Investing.com--Most Asian currencies rose slightly on Tuesday, tracking some weakness in the dollar amid uncertainty over upcoming U.S. inflation data and a Federal Reserve decision on interest rates.
The Chinese yuan was the sole outlier for the day, falling 0.2% to an over six-month low after the People’s Bank of China trimmed a short-term lending rate, its first such move in 10 months.
The rate-sensitive South Korean won was the best performer in the region, up 0.5%, while the Japanese yen added 0.1% ahead of a Bank of Japan meeting this week.
Dollar creeps lower before slew of cues
The dollar weakened in Asian trade, coming further off recent two-month highs as markets awaited more cues from consumer price index inflation data on Tuesday and a Fed meeting on Wednesday.
The dollar index and dollar index futures fell about 0.1% each.
CPI data due later in the day is expected to show that U.S. inflation grew at a slower pace in May than the prior month. But the reading is still expected to be twice as much as the Fed’s annual target range of 2%.
The inflation reading is also widely expected to factor into the Fed’s decision on interest rates at the conclusion of a two-day meeting on Wednesday. While the central bank is expected to hold rates steady, markets remained on edge over any hawkish surprises.
Still, with U.S. rates set to remain higher for longer this year, Asian currencies are expected to remain under pressure.
Weak inflation readings in Asia also weighed on some currencies. The Indian rupee fell 0.1% after data on Monday showed consumer inflation fell more than expected in May.
Chinese yuan lags after rate cut
The Chinese yuan fell to 7.1694 against the dollar, hitting a new six-month low as a rate cut by the PBOC further weakened the appeal of the currency.
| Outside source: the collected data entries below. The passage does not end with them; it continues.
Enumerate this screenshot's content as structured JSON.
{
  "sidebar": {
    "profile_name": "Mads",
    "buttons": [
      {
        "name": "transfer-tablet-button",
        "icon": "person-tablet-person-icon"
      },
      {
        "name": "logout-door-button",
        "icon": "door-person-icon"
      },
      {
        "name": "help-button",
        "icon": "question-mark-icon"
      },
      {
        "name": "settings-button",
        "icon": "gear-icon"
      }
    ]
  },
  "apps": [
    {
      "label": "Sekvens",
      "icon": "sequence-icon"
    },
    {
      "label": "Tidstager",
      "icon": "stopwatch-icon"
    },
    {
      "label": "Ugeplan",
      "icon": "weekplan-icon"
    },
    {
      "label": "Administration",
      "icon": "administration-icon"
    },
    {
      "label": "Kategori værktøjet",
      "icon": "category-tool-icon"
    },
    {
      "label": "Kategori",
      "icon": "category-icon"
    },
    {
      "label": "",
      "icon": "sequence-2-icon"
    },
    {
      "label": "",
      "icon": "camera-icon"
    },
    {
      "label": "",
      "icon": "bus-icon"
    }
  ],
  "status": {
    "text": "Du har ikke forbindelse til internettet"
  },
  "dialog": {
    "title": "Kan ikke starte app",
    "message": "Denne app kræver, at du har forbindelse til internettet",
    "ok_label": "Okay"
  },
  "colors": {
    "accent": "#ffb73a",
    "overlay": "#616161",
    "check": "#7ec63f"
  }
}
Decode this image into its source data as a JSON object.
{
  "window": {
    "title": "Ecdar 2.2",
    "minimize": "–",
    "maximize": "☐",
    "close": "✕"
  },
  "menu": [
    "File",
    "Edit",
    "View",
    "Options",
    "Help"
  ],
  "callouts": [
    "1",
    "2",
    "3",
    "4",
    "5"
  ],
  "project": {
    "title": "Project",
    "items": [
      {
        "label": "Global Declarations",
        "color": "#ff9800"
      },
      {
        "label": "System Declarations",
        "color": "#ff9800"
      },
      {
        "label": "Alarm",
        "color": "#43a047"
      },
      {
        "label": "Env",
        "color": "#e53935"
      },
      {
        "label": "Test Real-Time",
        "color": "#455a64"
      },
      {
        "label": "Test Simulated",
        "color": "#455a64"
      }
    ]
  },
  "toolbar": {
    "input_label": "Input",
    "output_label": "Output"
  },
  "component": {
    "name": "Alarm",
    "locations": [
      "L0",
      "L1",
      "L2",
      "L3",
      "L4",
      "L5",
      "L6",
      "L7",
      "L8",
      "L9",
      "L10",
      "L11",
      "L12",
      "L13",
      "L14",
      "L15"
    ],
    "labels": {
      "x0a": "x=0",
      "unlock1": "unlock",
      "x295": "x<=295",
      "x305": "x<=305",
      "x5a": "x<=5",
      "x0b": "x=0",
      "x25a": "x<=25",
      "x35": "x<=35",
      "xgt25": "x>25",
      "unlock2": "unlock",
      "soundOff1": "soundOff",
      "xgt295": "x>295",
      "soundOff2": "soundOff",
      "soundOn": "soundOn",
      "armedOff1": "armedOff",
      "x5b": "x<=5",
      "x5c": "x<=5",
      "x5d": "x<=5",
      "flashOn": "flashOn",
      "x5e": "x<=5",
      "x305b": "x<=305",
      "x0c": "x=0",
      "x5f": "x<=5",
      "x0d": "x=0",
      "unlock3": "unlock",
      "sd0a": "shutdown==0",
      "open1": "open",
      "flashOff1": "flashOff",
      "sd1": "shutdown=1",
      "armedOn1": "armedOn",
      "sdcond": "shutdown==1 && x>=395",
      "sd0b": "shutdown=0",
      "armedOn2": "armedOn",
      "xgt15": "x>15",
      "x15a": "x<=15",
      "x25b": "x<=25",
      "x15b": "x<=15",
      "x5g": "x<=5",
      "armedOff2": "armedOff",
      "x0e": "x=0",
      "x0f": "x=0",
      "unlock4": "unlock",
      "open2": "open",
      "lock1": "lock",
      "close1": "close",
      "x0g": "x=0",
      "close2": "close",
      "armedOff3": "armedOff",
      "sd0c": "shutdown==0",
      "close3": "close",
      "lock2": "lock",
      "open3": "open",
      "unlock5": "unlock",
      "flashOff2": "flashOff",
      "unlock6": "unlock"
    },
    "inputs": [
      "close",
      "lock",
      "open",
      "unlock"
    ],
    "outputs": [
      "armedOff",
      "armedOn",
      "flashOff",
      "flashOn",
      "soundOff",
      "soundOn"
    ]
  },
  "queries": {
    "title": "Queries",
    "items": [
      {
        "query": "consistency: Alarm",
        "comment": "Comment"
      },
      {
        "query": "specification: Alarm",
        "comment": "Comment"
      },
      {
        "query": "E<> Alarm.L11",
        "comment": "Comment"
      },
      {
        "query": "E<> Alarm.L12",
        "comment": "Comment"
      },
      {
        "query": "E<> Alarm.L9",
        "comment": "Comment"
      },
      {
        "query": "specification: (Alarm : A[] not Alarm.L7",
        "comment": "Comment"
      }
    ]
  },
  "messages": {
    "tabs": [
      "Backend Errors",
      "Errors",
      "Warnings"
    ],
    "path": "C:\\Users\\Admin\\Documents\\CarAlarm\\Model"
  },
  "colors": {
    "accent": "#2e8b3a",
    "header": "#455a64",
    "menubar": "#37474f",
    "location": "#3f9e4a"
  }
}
The PBOC cut its seven-day reverse repo rate by 10 basis points to 1.90% from 2.00%, its first such rate cut after the bank trimmed its Loan Prime Rate in August.
Markets have been positioning for a Chinese rate cut in recent weeks as data showed that a post-COVID economic recovery in the country rand dry.
Several Chinese state-owned banks also began cutting their rates on yuan deposits, heralding a broader, benchmark rate cut by the PBOC in the coming weeks.
Pessimism over China held back gains in currencies exposed to the country. Australia’s dollar was flat on Tuesday, also coming under pressure from a weak consumer sentiment reading.